Julian has to find that range and consistently apply it. He also needs to be prepared for changing circumstances in and out of the water. An aura of perfection hovers around the Sunshine coast surfer with the pin-up boy looks, but winning isn’t always perfect. You have to know how to win dirty and success hinges on being able to respond to ever-changing circumstances. If the bubble you live in is too tight and controlled then you will struggle to deal with variables.
In pursuit a winning formula Julian has courted multiple coaching figures in past years, including Jarred Howse and Jake Patterson, however the best-case scenario for Julian would be for Mick to move into more of a mentor role. Fanning hinted at helping out Julian this year but he also flogged him at J-Bay.

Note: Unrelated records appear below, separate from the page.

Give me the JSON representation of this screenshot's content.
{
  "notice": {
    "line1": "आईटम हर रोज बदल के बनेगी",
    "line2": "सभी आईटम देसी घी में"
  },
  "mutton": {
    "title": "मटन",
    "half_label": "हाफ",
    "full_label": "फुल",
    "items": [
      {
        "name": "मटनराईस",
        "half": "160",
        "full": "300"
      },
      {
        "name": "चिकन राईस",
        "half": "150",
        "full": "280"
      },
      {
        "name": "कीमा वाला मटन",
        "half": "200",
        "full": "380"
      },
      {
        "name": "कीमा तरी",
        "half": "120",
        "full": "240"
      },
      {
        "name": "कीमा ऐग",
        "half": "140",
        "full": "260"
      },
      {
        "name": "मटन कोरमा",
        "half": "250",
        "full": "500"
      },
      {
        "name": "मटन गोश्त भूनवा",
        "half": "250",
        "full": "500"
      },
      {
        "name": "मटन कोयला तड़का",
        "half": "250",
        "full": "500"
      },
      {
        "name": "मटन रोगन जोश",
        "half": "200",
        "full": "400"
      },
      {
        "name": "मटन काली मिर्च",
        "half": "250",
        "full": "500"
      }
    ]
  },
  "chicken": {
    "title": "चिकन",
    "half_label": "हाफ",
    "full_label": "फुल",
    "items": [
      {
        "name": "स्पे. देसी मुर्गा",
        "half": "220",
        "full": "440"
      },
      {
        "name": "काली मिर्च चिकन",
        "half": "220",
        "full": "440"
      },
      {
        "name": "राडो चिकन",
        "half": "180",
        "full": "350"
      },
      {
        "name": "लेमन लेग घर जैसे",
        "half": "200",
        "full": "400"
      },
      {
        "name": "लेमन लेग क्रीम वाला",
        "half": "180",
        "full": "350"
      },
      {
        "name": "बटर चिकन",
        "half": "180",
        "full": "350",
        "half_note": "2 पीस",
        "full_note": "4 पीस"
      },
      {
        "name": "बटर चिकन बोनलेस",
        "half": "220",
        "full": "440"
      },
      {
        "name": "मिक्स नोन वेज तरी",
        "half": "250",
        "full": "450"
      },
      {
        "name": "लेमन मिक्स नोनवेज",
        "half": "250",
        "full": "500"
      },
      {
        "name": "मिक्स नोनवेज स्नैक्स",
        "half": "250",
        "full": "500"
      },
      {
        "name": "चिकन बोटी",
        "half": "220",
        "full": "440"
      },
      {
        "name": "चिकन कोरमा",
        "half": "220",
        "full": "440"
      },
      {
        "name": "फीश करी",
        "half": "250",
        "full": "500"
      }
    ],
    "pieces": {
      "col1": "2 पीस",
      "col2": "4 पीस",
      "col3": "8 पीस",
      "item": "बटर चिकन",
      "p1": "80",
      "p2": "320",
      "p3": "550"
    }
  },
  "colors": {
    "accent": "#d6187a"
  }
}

Mick would no doubt have some specific insights and training tips to offer Julian, but his mere presence alone might be what Julian needs. Wilson certainly has the pedigree of a world champion but is perhaps in need of some of that Aussie mongrel spirit that Mick undeniably possesses.
Elsewhere Callinan, Cathels, Freestone and Banting all face tough requalification battles. Despite spirited performances at various moments this year none have done anything to suggest they will be title contenders next year if they do qualify. Stu Kennedy has shown he can rally with the best, but volatility is his biggest enemy.
Josh Kerr is not a name normally associated with title quests and it would take a Wilkinson like streak to put him in contention. Ace Buchan is a shrewd competitor, who knows how to make the most of his talent, but lacks the surfing vocabulary to match the likes of Toledo, Florence and Medina in full flight. Meanwhile Parko cruises ever closer to retirement despite still being one of the best tube riders and rail surfers on tour.
As far as rookies go, Connor O’leary looks certain to qualify and will be the sort of guy no one wants to draw in heats. A calculated, savvy competitor who draws precise, powerful lines, O’leary will force judges to look twice at his turns and consider bonus points for power and placement.
Matching the top seed flyers like Florence and Medina will however be difficult if they are on form. As for Ethan Ewing there is no doubting his class and if you listen enough to the commentary it would seem the soul of Andy Irons speaks to him. Ewing has the mark of a future world champion but there is still some speculation that the 17-year-old won’t accept his WCT position. Taj did that and never won the title. Hot streaks come and go no matter how good you are, and in the modern era there is always another emerging surfer ready to devour you. Medina joined the tour as a 17-year-old in 2011. Three years later he was world champion. Australian fans would certainly love to see Ethan grab the spot and give them another surfer to cheer for.
The Quiksilver Pro is a long way off and as last year proved (with victories to Keanu Asing and Wilkinson) unexpected things can happen on the WSL, but it seems Australia may have a tough job of reclaiming a title it hasn’t owned since Joel and Mick went back-to-back in 2012/2013. It seems their hopes rest with a rejuvenated Julian Wilson and a reinvented Matt Wilkinson. Hopefully someone else will get involved and prove me wrong.